Mrs. Lee passed away. Her husband then died about 45 days later. However, under the terms of Mr. Lee's estate planning documents, Mrs. Lee was deemed to have survived him and thus a distribution was made to her estate. Mr. Lee's estate sought an estate tax marital deduction for the transfer.

Mr. Lee's estate argued that Section 2056(b)(3) authorized the marital deduction, even though Mrs. Lee did not survive Mr. Lee. Section 2056(b)(3) reads:

"(3) Interest of spouse conditional on survival for limited period.—For purposes of this subsection, an interest passing to the surviving spouse shall not be considered as an interest which will terminate or fail on the death of such spouse if—

(A) such death will cause a termination or failure of such interest only if it occurs within a period not exceeding 6 months after the decedent's death, or only if it occurs as a result of a common disaster resulting in the death of the decedent and the surviving spouse, or only if it occurs in the case of either such event; and

(B) such termination or failure does not in fact occur."

Not so fast, says the Tax Court.
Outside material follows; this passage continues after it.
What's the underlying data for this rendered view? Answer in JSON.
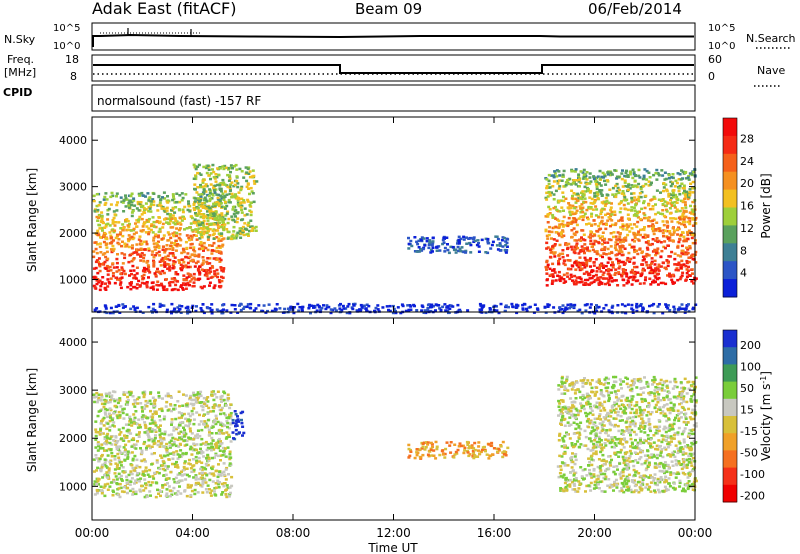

Noting that Section 2056(b)(3) exists to permit a marital deduction even if the passing of an interest to a surviving spouse is conditioned upon the spouse's surviving the decedent by a period not exceeding 6 months if the spouse in fact survives the requisite 6 months, the Court held that neither Section 2056(b)(3) nor the provisions of Mr. Lee's Last Will can change the plain language that a marital deduction is available only for a transfer to a SURVIVING spouse.